The platform will also allow them to predict and prevent mutations in the cell lines, Loring said, and because the cells are from the patient, their body will accept them.
“We won’t have to immunosuppress them,” she said.
Scott acknowledged Aspen’s immunosuppression benefits. BlueRock plans to immunosuppress patients in its first clinical trial. But it’s not actually clear that patients need the ubiquitous post-transplant drugs for a stem cell brain procedure because the immune system operates differently beyond the blood-brain barrier. BlueRock hopes to eventually stop giving the drugs.
Freed gave immunosuppressants to every other patient early on, and then stopped giving them entirely. His team has done 15 autopsies of former patients, he said, and not one showed a transplant wiped out by rejection.
“Our studies have shown immunosuppression is not required,” Freed said.
The key question, though – will any of this be effective – may take a while to answer.
Does it work?
At the end of last year, researchers at Kyoto University implanted the first of seven patients with allogeneic stem cells. Scientists are still eagerly waiting for the procedure’s results as it can take up to 6 or even 12 months before the implant cells will fully connect with the others and patients begin to show response.

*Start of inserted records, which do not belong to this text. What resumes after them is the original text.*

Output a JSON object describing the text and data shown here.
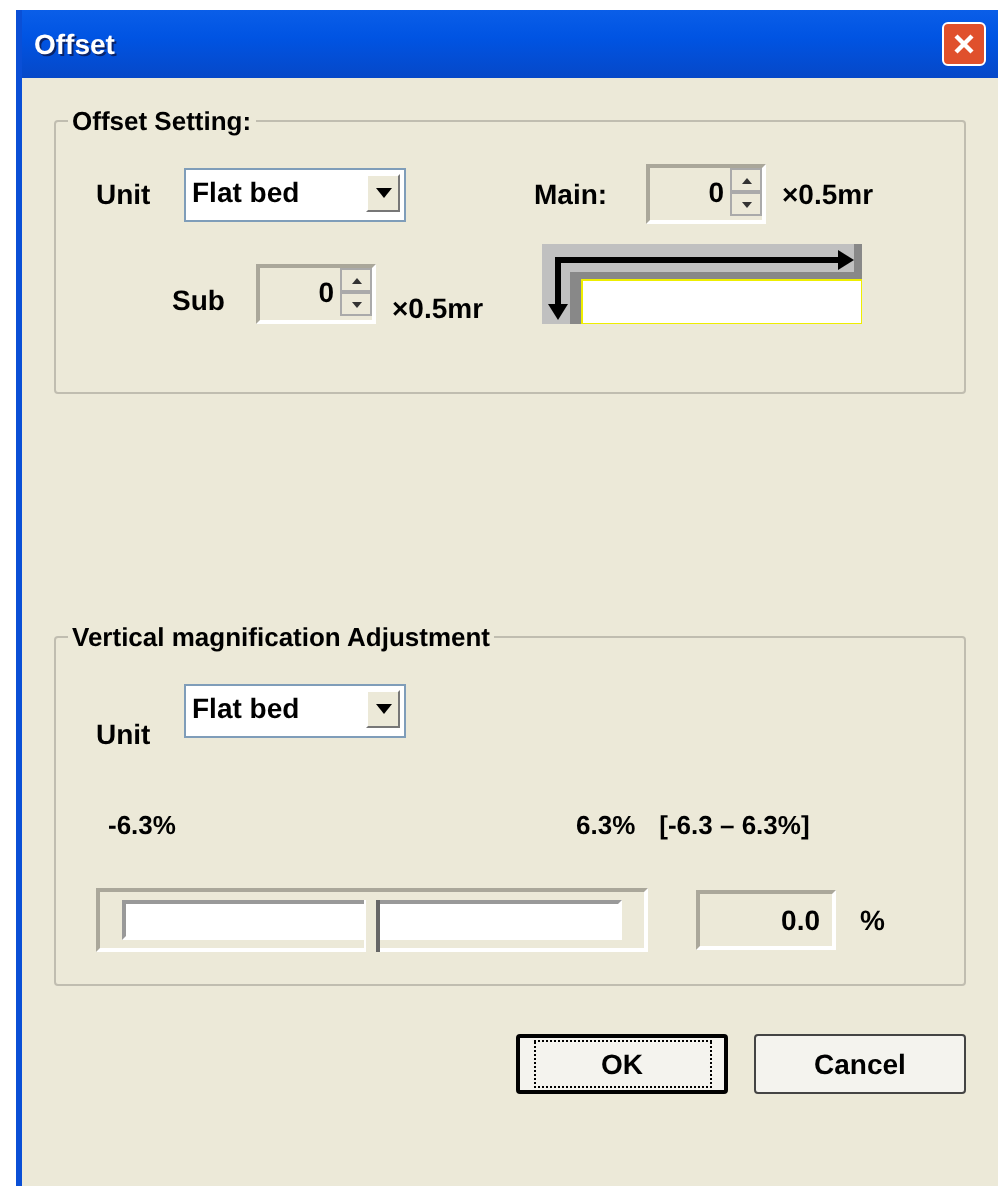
{
  "window": {
    "title": "Offset"
  },
  "offset_setting": {
    "title": "Offset Setting:",
    "unit": {
      "label": "Unit",
      "value": "Flat bed"
    },
    "main": {
      "label": "Main:",
      "value": "0",
      "suffix": "×0.5mr"
    },
    "sub": {
      "label": "Sub",
      "value": "0",
      "suffix": "×0.5mr"
    }
  },
  "vertical_magnification": {
    "title": "Vertical magnification Adjustment",
    "unit": {
      "label": "Unit",
      "value": "Flat bed"
    },
    "min_label": "-6.3%",
    "max_label": "6.3%",
    "range": "[-6.3 – 6.3%]",
    "slider": {
      "level": 0.5
    },
    "value": "0.0",
    "value_unit": "%"
  },
  "buttons": [
    {
      "label": "OK",
      "default": true
    },
    {
      "label": "Cancel",
      "default": false
    }
  ]
}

That delay, among other issues, has some in the Parkinson’s community looking towards other solutions. David Sulzer, a neurobiology professor at Columbia University who last year received a grant to help research the role of autoimmunity in Parkinson’s, said transplants have potential – one day.

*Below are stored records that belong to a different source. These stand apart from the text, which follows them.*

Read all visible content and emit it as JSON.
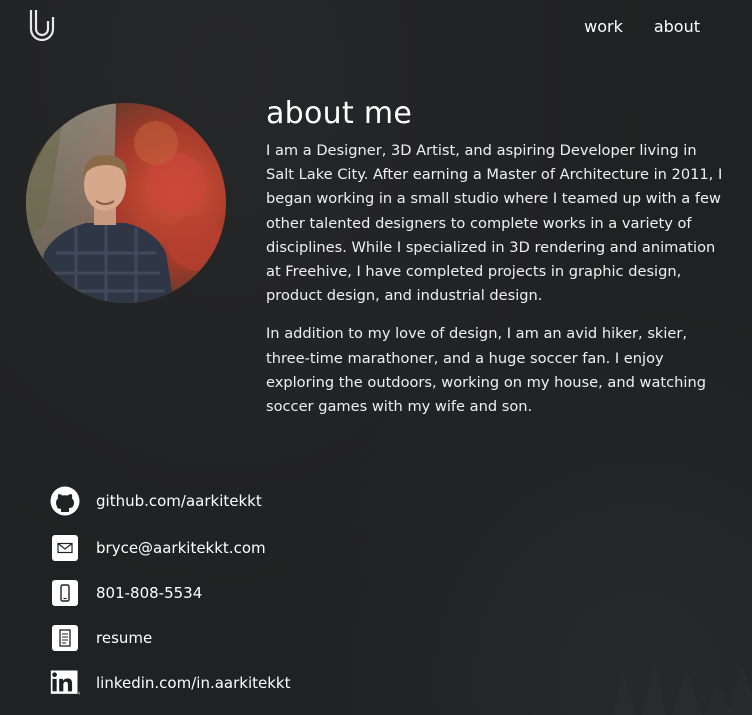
{
  "nav": {
    "logo": "aarkitekkt-logo",
    "links": [
      {
        "label": "work"
      },
      {
        "label": "about"
      }
    ]
  },
  "about": {
    "heading": "about me",
    "paragraphs": [
      "I am a Designer, 3D Artist, and aspiring Developer living in Salt Lake City. After earning a Master of Architecture in 2011, I began working in a small studio where I teamed up with a few other talented designers to complete works in a variety of disciplines. While I specialized in 3D rendering and animation at Freehive, I have completed projects in graphic design, product design, and industrial design.",
      "In addition to my love of design, I am an avid hiker, skier, three-time marathoner, and a huge soccer fan. I enjoy exploring the outdoors, working on my house, and watching soccer games with my wife and son."
    ]
  },
  "contacts": [
    {
      "icon": "github-icon",
      "label": "github.com/aarkitekkt"
    },
    {
      "icon": "mail-icon",
      "label": "bryce@aarkitekkt.com"
    },
    {
      "icon": "phone-icon",
      "label": "801-808-5534"
    },
    {
      "icon": "document-icon",
      "label": "resume"
    },
    {
      "icon": "linkedin-icon",
      "label": "linkedin.com/in.aarkitekkt"
    }
  ],
  "colors": {
    "background": "#202122",
    "text": "#ffffff"
  }
}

“It’s going to need a lot of work,” Sulzer told Endpoints, noting skepticism about cell lines and where cells will be inserted.

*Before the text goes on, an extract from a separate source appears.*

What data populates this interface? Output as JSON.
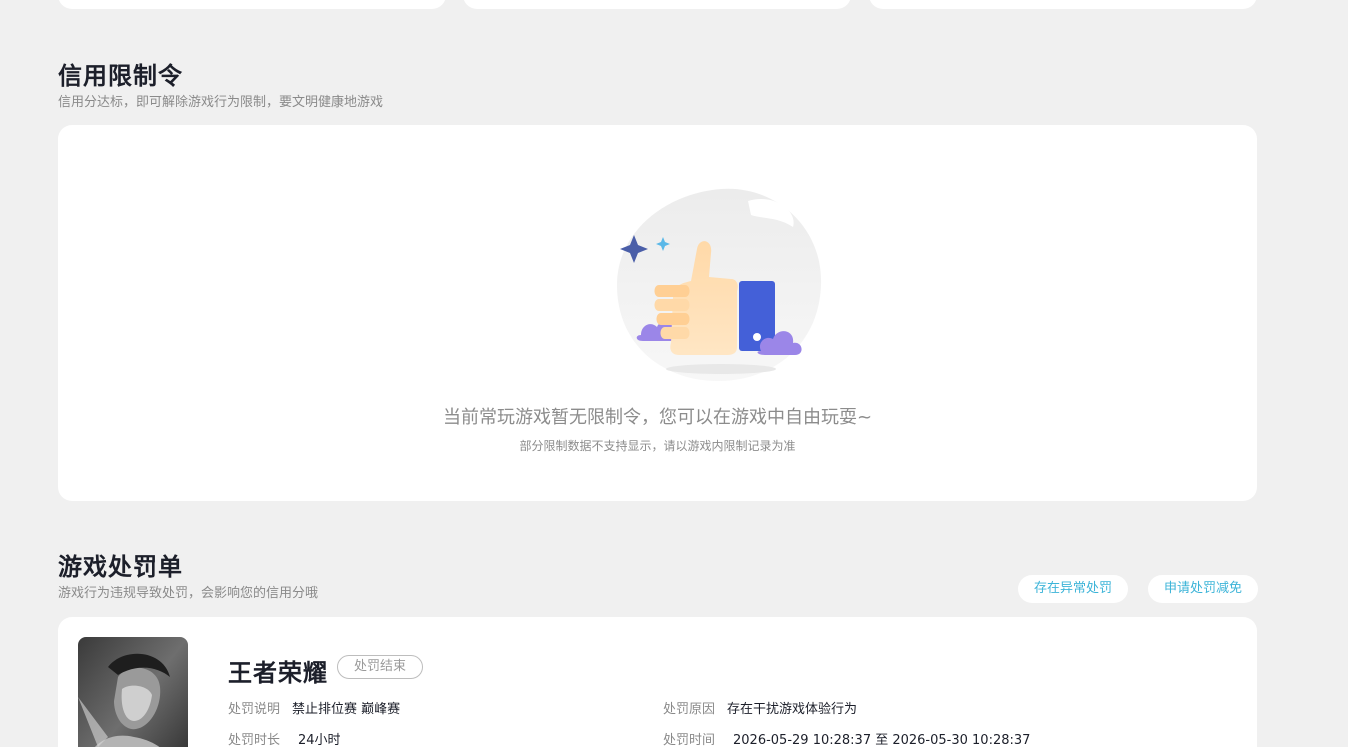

Among other possible obstacles is the fact that researchers don’t understand what causes Parkinson’s at the deepest level.
It’s possible, Scott said, that whatever killed the first neurons will kill the new ones.
Freed for his part has moved on. He says most of his research on transplants showed they work essentially the same as an l-dopa. It didn’t return lost function but pumped out dopamine at a steady pace, saving patients from having symptoms oscillate throughout the day. He’s moved on to phenylbutyrate, a drug he thinks can halt the disease. Other researchers are working on gene therapies.
The newer transplants, though, promise improvements on Freed’s work and patients backed it hoping for a significant remedy in their lifetime. After the Kilimanjaro fundraiser for Loring, Gould founded Summit for Stem Cell to continue backing her. Jennifer Raub, who has Parkinson’s, later became president, turned it into a 501c(3) and once raised over $1 million in a night to help find something that had broader, more consistent and long-lasting effects than the l-dopa she was taking.
“I made a conscious choice, as many do, to seek an alternative to carbidopa levodopa rather than wait until I can no longer function,” she wrote to Endpoints
For Loring, now in her 60s, Aspen represents a unique opportunity. Her work has changed medicine, but so far she’s directly developed no new FDA-approved drugs. She hopes to begin testing a potential one next year. They’ve already begun finding patients.
“It would be the culmination of my career,” she said, “and I’ve invested most of my life.”